Prof. Dr. Markus Gehrlein
I. Voraussetzungen.
Rn 5
Die Interventionswirkung hängt davon ab, dass die Streitverkündung formgerecht erklärt wurde (§ 73), den Zulässigkeitsvoraussetzungen des § 72 entspricht, für den Streitverkündeten die Möglichkeit einer Einflussnahme auf den Prozess bestand (BGH NJW 82, 281 f [BGH 08.10.1981 - VII ZR 341/80]; BGH NJW 15, 559 Rz 13) und vor Abschluss des Folgeprozesses eine rechtskräftige Sachentscheidung erging. Die Interventionswirkung tritt im Folgeprozess zwar nicht ein, soweit der dem Rechtsstreit im Vorprozess nicht beigetretene Streitverkündete im Falle seines Beitritts nach § 67 gehindert gewesen wäre, auf den Verlauf des Vorprozesses Einfluss zu nehmen. Tritt der Streitverkündete dem Rechtsstreit im Vorprozess jedoch nicht aufseiten des Streitverkünders, sondern aufseiten von dessen Prozessgegners bei, kommen ihm die sich aus § 67 ergebenden Beschränkungen der Interventionswirkung nicht zugute (BGH NJW 21, 1242 Rz 57).
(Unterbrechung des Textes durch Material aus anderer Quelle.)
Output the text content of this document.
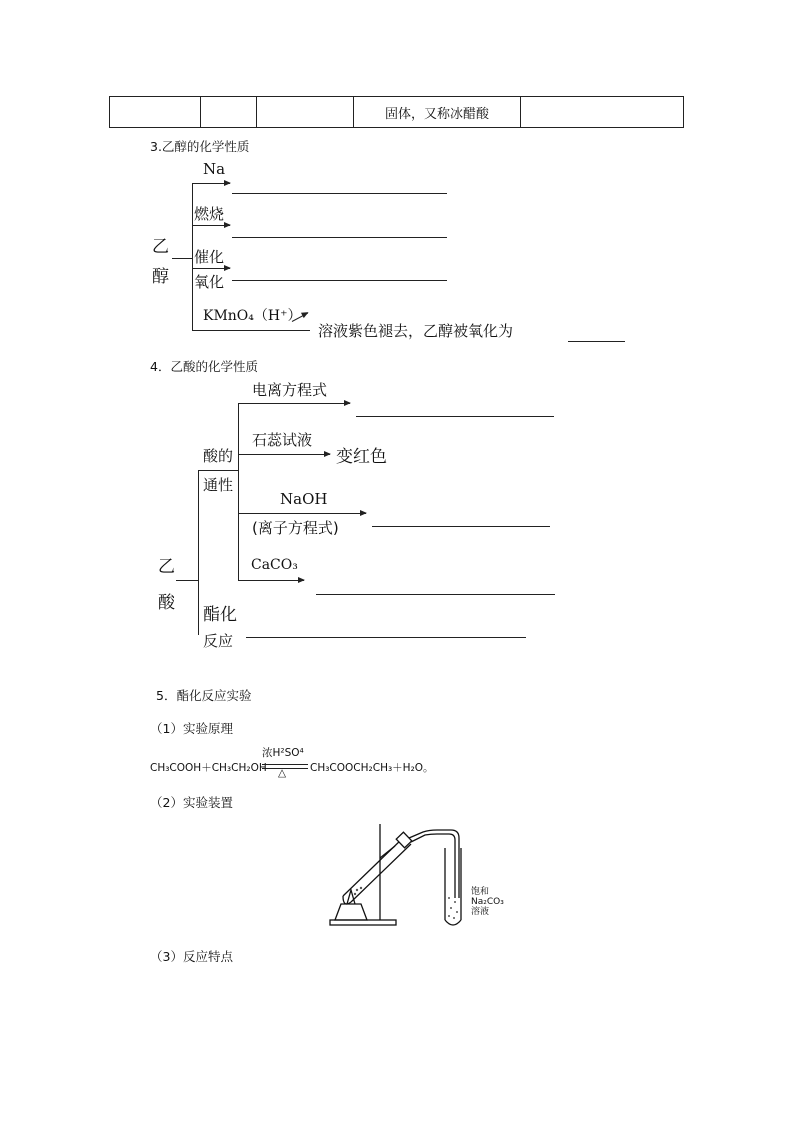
			固体，又称冰醋酸	
3.乙醇的化学性质
乙
醇
Na
燃烧
催化
氧化
KMnO₄（H⁺）
溶液紫色褪去，乙醇被氧化为
4．乙酸的化学性质
乙
酸
酸的
通性
电离方程式
石蕊试液
变红色
NaOH
(离子方程式)
CaCO₃
酯化
反应
5．酯化反应实验
（1）实验原理
CH₃COOH＋CH₃CH₂OH
浓H²SO⁴
△ CH₃COOCH₂CH₃＋H₂O。
（2）实验装置
饱和
Na₂CO₃
溶液
（3）反应特点
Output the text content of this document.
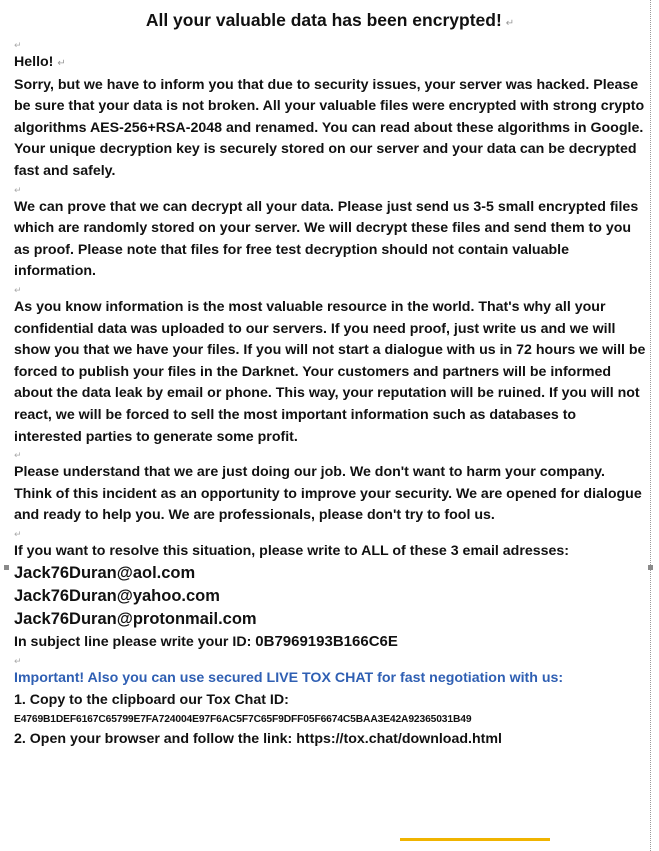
All your valuable data has been encrypted! ↵
↵

Hello! ↵

Sorry, but we have to inform you that due to security issues, your server was hacked. Please be sure that your data is not broken. All your valuable files were encrypted with strong crypto algorithms AES-256+RSA-2048 and renamed. You can read about these algorithms in Google. Your unique decryption key is securely stored on our server and your data can be decrypted fast and safely.

↵

We can prove that we can decrypt all your data. Please just send us 3-5 small encrypted files which are randomly stored on your server. We will decrypt these files and send them to you as proof. Please note that files for free test decryption should not contain valuable information.

↵

As you know information is the most valuable resource in the world. That's why all your confidential data was uploaded to our servers. If you need proof, just write us and we will show you that we have your files. If you will not start a dialogue with us in 72 hours we will be forced to publish your files in the Darknet. Your customers and partners will be informed about the data leak by email or phone. This way, your reputation will be ruined. If you will not react, we will be forced to sell the most important information such as databases to interested parties to generate some profit.

↵

Please understand that we are just doing our job. We don't want to harm your company. Think of this incident as an opportunity to improve your security. We are opened for dialogue and ready to help you. We are professionals, please don't try to fool us.

↵

If you want to resolve this situation, please write to ALL of these 3 email adresses:

Jack76Duran@aol.com
Jack76Duran@yahoo.com
Jack76Duran@protonmail.com

In subject line please write your ID: 0B7969193B166C6E

↵

Important! Also you can use secured LIVE TOX CHAT for fast negotiation with us:

1. Copy to the clipboard our Tox Chat ID:

E4769B1DEF6167C65799E7FA724004E97F6AC5F7C65F9DFF05F6674C5BAA3E42A92365031B49

2. Open your browser and follow the link: https://tox.chat/download.html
Die Interventionswirkung hängt nicht davon ab, dass der Prozess zum Nachteil des Streitverkünders ausging (BGHZ 70, 187, 189 = NJW 78, 643; BGHZ 65, 127, 131 = NJW 76, 39; BGHZ 36, 212, 214 = NJW 62, 387; aA Zö/Vollkommer Rz 6). Eine Streitverkündung ist auch dann zulässig, wenn der vermeintliche Anspruch gegen den Dritten, dessentwegen die Streitverkündung erfolgt, mit dem im Erstprozess vom Streitverkünder gemachten Anspruch in einem Verhältnis der wechselseitigen Ausschließung (Alternativverhältnis) steht. Soweit nur eine gesamtschuldnerische Haftung in Betracht kommt, ist eine Streitverkündung dagegen unzulässig (BGH NJW 15, 559 Rz 15). Das Alternativverhältnis kann auch aus tatsächlichen, nicht nur rechtlichen Gründen bestehen (BGH NJW 15, 559 [BGH 18.12.2014 - VII ZR 102/14] Rz 16 ff). Diese Voraussetzungen sind nur zu prüfen, sofern kein Beitritt erklärt wurde. Ist der Streitverkündete hingegen beigetreten, hatte eine Rüge nach § 71 keinen Erfolg oder wurde die Beteiligung des Streitverkündeten von keiner Partei beanstandet, entfällt eine weitere Prüfung (vgl oben Rn 3). Sind der Erst- und der Folgeprozess gleichzeitig anhängig, kann der Folgeprozess im Blick auf die Interventionswirkung nach § 148 ausgesetzt werden.
II. Rechtsfolgen.
Rn 6
Die Streitverkündung löst im Verhältnis zwischen Streitverkünder und Streitverkündetem die Interventionswirkung des § 68 aus. Danach kann der Dritte ggü der Hauptpartei in einem späteren Prozess keine Einwendungen erheben, die im Vorprozess geltend gemacht werden konnten (Brandbg NJW 21, 78 [BGH 22.07.2020 - XII ZB 228/20] Rz 21). Die Interventionswirkung, die nach Rücknahme der Streitverkündung entfällt (Köln OLGR 05, 219, 221), greift nach dem Wortlaut des Abs 3 (›gegen‹) nur zugunsten und nicht zuungunsten des Streitverkündenden ein. Sie wirkt also nur gegen den Dritten, nicht den, der ihm den Streit verkündet hat (BGH NJW 15, 1824 [BGH 27.01.2015 - VI ZR 467/13] Rz 7). Der Gegner des Streitverkünders ist von der Interventionswirkung nicht betroffen. Die Interventionswirkung bestimmt sich nach dem frühesten Zeitpunkt, zu dem im Anschluss an die Streitverkündung der Beitritt möglich war (Abs 3; BSG NJW 12, 956 [BSG 13.09.2011 - B 1 KR 4/11 R] Rz 11). Tritt der Streitverkündete tatsächlich bei, ist der möglicherweise spätere Zeitpunkt des Beitritts ohne Bedeutung. Erfolgte die Streitverkündung zu einem Zeitpunkt, in dem der Streitverkündete – etwa nach Schluss der mündlichen Verhandlung in der letzten Tatsacheninstanz – auf den Rechtsstreit keinen Einfluss mehr nehmen konnte, kommt eine Interventionswirkung nicht mehr zum Tragen (BGH NJW 82, 281 f [BGH 08.10.1981 - VII ZR 341/80]).